((longer and more filled with Black Friday rage than anticipated when I started))
Thanksgiving
My family's 2 favorite holidays of the year are 4th of Julias (joo-lie-us, July+that side-of-the-family's last name, "Elias") and Thanksgiving. Presents are cool, but Thanksgiving is a celebration of delicious foods and crazy family fun.
My siblings and I have have learned to pace ourselves during Thanksgiving, since we have two in one day. One side of the family is a 1000 times more reserved than the other. That side, we go over to my grandma's in the afternoon, eat by 2:30-3, then grab a coffee and head up into the mountains for the crazy side's shenanigans (they're also better cooks, sooooo . . . ).
Black Friday
Black Friday is the devil. As someone who's family adores Thanksgiving, but who also had to work retail and leave her family to open a craft store at 7 effing PM Thanksgiving Day, for people already chomping at the bit to get their frickin craft deals, and then having to clean the wreckage they left behind after we closed again a few hours later, telling the last customer "It otay," when they say happily, having everything they want in their cart, "Aww, too back you have to work Thanksgiving, huh?" instead of telling them to go f*** themselves *hyperventilating*
Sorry, I blacked out there for a moment.
Black Friday represents the things I love fundamentally and which give me the purest sense of joy being turned into prison-grade toilet paper and being horrifically defiled at the hands of a bargain. And I like a bargain. But not at the cost of anyone else's soul. Am I being dramatic? Yes. But am I being too dramatic? Also yes. Anxiety allows me to be nothing less. Thank you for coming to my TED Talk.
/rant
Christmas Time
As a kid, I used to live about a mile away from a neighborhood called "Candy Cane Lane" because during the holidays the entire maze of a neighborhood would cover their properties in Christmas decorations. Even lamposts and such would be decorated. We'd join the migration of cars slowly driving through the neighborhood and gawk at all of the amazing designs.
We don't do that anymore though. Less people would participate in decorating and we all just got older.
At the beginning of each December my grandma on the docile family side gets all of us tickets to a Christmas play. We all grab dinner beforehand and then I put on my flame-retardant suit so as not to harm the other audience members when I burst into flame after setting foot on the sacred ground of the church the play takes place at. The plays are generally entertaining at the very least. At the end the family huddles up and we all pull names from a little box to determine who we are going to play secret Santa to that year.
When Christmas Eve rolls around we go to docile fam side Grandma house and hang out. It's mellow. We have a nice dinner, then presents are sorted, and we go around from youngest to oldest, each opening one present per round (we only have one secret Santa, but sometimes they get us a few things, and my Grandma always gets everyone an extra gift).

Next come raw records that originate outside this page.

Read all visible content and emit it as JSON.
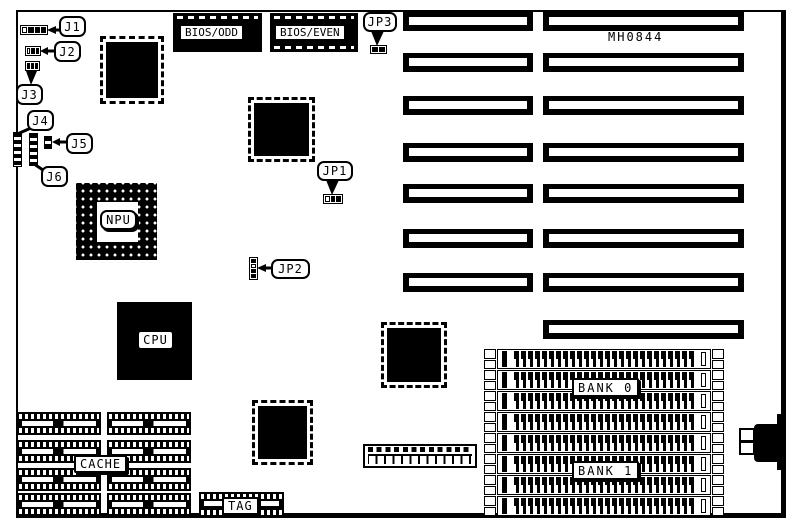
{
  "diagram": {
    "board_id": "MH0844",
    "jumpers": {
      "j1": "J1",
      "j2": "J2",
      "j3": "J3",
      "j4": "J4",
      "j5": "J5",
      "j6": "J6",
      "jp1": "JP1",
      "jp2": "JP2",
      "jp3": "JP3"
    },
    "chips": {
      "bios_odd": "BIOS/ODD",
      "bios_even": "BIOS/EVEN",
      "npu": "NPU",
      "cpu": "CPU"
    },
    "memory": {
      "bank0": "BANK 0",
      "bank1": "BANK 1",
      "cache": "CACHE",
      "tag": "TAG"
    },
    "colors": {
      "ink": "#000000",
      "paper": "#ffffff"
    }
  }
}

Later, our immediate family breaks off and we go either to my dad's or my sister's place. We open the presents we all got for each other, then my dad pulls out the board game he got for us. We all play the game and whoever wins gets to keep the board game.
That is probably one of my favorite parts of our Christmas tradition.
The next day is Christmas. My siblings and cousins all hop in our cars and we make our trek up into the mountains to my aunt's house. It's all just fun family time from there on out. The only people that get presents on that side are the little children, which is fine. The company is all we care about
Aaaaaaand those are pretty much my family's traditions!